I have the feeling that my benchmark is needlessly complicated though. If someone has a good use case to benchmark instead, I'd be happy to swap it in and run them and report back.

ceedubs commented 9 years ago

I think we will at least want number 4: StateT: F[S => F(S,A)]].

Some people may want number 1 for specific use cases, but I think generally this sort of thing is a ticking time bomb in a code base. I say we come back to this if someone really wants it.

Number 2 is a special case of number 4.

Number 5 sounds interesting and I should look into it more. We may want this in addition to number 4. However, I think we need something that's useful in the general case of recursion (not just self-recusion).

@jdegoes thank you for all of the great input. I learned a lot from reading your comments.

@refried thanks for all of your work on this. I'm really looking forward to having State, because I keep finding myself wanting to use it in tests and examples :).

jdegoes commented 9 years ago

@ceedubs Sure, happy to be of some assistance! I also agree that (4)'s the best one for inclusion (if you're only gonna do one), since State is potentially a special case of that, and "safe by default" is my preferred mantra. :smile_cat:

non commented 9 years ago

I agree with @ceedubs (and @jdegoes) that (4) is the best place to start. Happy to add a type alias (and companion) for State in terms of StateT if it is useful, and happy to explore MonadRec in another PR.

I think this gives us a pretty clear way to move foward. What do you think @refried?

non commented 9 years ago

I'll also include a related point from Gitter:

@refried:

Also @non, are you opposed to letting data depend on std's Function0 instance?

@non:

if we have to share instances in that way, i'd prefer to define them in data (non-implicitly), reference them explicitly, then create an implicit in std. (assuming std already depends on data.) does that make sense for folks? i can imagine a very small number of cases (e.g. for Function0) where we'd really like to have an instance available for some internal use. in those cases i'm fine with defining a non-implicit instance in a special location and using it explicitly.

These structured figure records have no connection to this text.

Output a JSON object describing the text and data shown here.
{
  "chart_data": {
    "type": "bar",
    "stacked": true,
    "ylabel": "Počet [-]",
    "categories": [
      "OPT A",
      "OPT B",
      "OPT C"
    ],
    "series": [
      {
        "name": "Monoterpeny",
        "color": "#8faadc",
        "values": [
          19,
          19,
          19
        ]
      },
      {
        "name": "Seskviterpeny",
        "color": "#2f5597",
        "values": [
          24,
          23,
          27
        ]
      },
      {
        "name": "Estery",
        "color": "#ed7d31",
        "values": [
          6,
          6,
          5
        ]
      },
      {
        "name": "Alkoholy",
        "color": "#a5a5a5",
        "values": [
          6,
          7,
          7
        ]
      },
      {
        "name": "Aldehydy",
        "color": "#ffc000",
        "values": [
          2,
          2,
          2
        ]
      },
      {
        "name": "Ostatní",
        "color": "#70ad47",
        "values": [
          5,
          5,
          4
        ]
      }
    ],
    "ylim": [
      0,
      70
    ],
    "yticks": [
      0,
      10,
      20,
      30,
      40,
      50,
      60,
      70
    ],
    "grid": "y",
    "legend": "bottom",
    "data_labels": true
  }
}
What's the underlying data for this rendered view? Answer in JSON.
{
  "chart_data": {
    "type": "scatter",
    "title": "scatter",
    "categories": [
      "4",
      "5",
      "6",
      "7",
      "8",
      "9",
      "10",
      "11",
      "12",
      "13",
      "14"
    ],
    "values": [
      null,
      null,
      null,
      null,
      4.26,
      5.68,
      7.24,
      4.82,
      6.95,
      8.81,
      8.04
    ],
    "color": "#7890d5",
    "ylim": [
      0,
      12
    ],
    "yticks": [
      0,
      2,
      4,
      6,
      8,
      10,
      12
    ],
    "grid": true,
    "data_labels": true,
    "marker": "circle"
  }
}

rossabaker commented 9 years ago

I like @non's explicit instance idea, as long as it remains unusual. If this technique becomes commonplace to work around our dependency graph, that's evidence that we need to rethink the dependency graph.

non commented 9 years ago

@rossabaker: Agreed.

aryairani commented 9 years ago

Thanks @ceedubs for the feedback! @non Yes. Moving forward.

But, I've run into a snag. I have an implementation of number 4 that I thought was right -- I think parametricity doesn't allow too many ways to do it anyway -- but it still blows the stack, so it's not very right. Or maybe the problem is with my freeInstance, trampolineInstance, or function0Instance. Or in Free itself?

aryairani commented 9 years ago

Actually, is List.traverse[StateT[Trampoline,X],Y] even supposed to be stack-safe? or is it normal for that to blow up if the list is too big? @jdegoes Truth is I don't know what I'm doing. :sweat_smile:

jdegoes commented 9 years ago

@refried I'd suggest testing direct recursion, i.e. a simple function which calls itself N times. This way you can separate concerns, and such a function could be used for testing Trampoline directly, as well as for any monad transformer stacked on top of Trampoline.

aryairani commented 9 years ago

@jdegoes Good idea, thanks. As a sanity check, do these results make sense:

aryairani commented 9 years ago

blocked by #258

adelbertc commented 9 years ago

Any room in Cats for MonadState? :-)

aryairani commented 9 years ago

@adelbertc Get in line :-)

aryairani commented 9 years ago

Bump; #183 #258 #284

aryairani commented 9 years ago

I'm gonna put together a state subproject that depends on free and std, and try to move forward from there.